The March began a little before 2 o’clock after receiving a message from President Bush, who reiterated his vision of an America “where every child is welcomed in life and protected in law.” In the vanguard of the March a line of teens held the “March for Life” banner, followed by dozens of women holding “I Regret My Abortion” signs.
Signs Emphasize Abortion’s Impact
The marchers were upbeat. Some chanted pro-life slogans, some sang hymns, many carried pro-life signs and banners. One of the most common signs to be seen read “Women deserve better than abortion.” Many teens among the largely youthful masses wore stickers reading, “1/3,” indicating the proportion of their generation annihilated by abortion.
A group of Orthodox Christians for Life processed with icons, singing prayers from the Divine Liturgy. Wherever one walked could be heard the sounds of groups praying the Rosary, block after block.
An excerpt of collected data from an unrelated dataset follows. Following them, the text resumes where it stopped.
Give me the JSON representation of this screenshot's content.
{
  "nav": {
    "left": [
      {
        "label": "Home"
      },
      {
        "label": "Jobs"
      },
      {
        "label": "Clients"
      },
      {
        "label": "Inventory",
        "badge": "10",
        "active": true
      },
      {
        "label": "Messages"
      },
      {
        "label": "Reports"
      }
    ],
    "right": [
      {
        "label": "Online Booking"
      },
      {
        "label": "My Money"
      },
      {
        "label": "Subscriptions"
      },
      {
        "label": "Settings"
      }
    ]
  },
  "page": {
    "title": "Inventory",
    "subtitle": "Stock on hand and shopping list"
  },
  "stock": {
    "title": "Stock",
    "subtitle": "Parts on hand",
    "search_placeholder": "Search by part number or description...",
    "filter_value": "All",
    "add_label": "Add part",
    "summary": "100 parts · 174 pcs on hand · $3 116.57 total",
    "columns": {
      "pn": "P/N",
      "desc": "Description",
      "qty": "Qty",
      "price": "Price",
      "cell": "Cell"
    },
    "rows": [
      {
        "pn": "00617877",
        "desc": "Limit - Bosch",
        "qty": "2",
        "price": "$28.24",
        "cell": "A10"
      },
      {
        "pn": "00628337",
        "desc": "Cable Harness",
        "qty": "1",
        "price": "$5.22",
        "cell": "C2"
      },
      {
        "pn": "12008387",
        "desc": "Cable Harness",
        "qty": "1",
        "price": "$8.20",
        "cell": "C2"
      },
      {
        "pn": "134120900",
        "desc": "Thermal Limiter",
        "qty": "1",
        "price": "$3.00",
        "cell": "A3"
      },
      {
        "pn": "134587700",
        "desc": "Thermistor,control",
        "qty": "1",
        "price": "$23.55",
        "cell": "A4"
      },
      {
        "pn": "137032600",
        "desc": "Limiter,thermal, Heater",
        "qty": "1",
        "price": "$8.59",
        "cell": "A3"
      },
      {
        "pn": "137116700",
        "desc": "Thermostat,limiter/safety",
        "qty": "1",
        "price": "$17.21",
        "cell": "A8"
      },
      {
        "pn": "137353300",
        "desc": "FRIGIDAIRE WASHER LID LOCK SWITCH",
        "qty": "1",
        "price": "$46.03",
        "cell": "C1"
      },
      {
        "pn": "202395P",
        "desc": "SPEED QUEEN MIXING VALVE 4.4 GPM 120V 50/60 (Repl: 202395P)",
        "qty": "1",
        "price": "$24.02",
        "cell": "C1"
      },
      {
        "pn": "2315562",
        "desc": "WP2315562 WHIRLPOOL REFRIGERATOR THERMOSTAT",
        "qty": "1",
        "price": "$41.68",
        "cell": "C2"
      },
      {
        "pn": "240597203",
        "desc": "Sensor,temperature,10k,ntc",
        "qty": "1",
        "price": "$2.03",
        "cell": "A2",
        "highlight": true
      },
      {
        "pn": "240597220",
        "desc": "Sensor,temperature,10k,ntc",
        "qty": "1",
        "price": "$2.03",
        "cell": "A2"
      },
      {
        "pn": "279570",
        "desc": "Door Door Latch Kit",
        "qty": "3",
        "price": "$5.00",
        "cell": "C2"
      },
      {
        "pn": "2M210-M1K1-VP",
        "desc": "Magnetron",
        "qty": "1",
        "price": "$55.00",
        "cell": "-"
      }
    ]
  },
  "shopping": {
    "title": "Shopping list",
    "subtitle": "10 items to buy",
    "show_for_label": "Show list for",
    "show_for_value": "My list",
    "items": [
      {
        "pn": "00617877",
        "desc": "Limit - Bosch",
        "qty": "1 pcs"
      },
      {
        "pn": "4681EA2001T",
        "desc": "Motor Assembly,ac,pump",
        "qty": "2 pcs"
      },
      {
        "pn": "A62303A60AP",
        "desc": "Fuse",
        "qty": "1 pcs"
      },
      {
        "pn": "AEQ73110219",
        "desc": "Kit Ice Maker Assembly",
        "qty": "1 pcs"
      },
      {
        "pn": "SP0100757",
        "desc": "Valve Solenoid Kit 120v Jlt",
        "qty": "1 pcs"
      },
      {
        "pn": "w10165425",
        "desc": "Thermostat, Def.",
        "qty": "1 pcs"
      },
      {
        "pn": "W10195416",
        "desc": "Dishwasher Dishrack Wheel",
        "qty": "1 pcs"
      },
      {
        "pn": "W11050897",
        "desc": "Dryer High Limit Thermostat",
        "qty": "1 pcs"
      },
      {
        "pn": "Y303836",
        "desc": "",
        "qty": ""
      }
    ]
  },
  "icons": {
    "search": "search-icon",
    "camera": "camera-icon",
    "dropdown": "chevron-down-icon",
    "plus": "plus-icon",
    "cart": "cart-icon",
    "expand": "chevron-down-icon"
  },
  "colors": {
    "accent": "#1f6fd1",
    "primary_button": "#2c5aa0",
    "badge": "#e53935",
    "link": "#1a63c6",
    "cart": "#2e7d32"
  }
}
There was even a Face the Truth display, with volunteers passing out information on how pro-lifers can conduct their own local Face the Truth Tours.
Awaiting Justice from the High Court
The March concluded at the Supreme Court, site of the infamous 1973 Roe v. Wade decision that stripped unborn Americans of their God-given right to life. League National Director Joe Scheidler recalled his 2002 visit to the court when oral arguments in Scheidler v. NOW were heard. Despite the Court’s 8-1 decision in Scheidler’s favor, he is still awaiting justice, with the case bottlenecked at the appellate court.
Also awaiting justice are the members of the Silent No More campaign, who gathered at the steps of the Supreme Court after the March. They held a press conference with testimonies on the grief and regret they have experienced because of abortion, lamenting the Roe v. Wade decision that has cost them so much.
More and more women are speaking out on how they have been harmed by abortion, and even staunch abortion defenders like Frances Kissling and Hillary Clinton are admitting that abortion has been a tragedy for many women.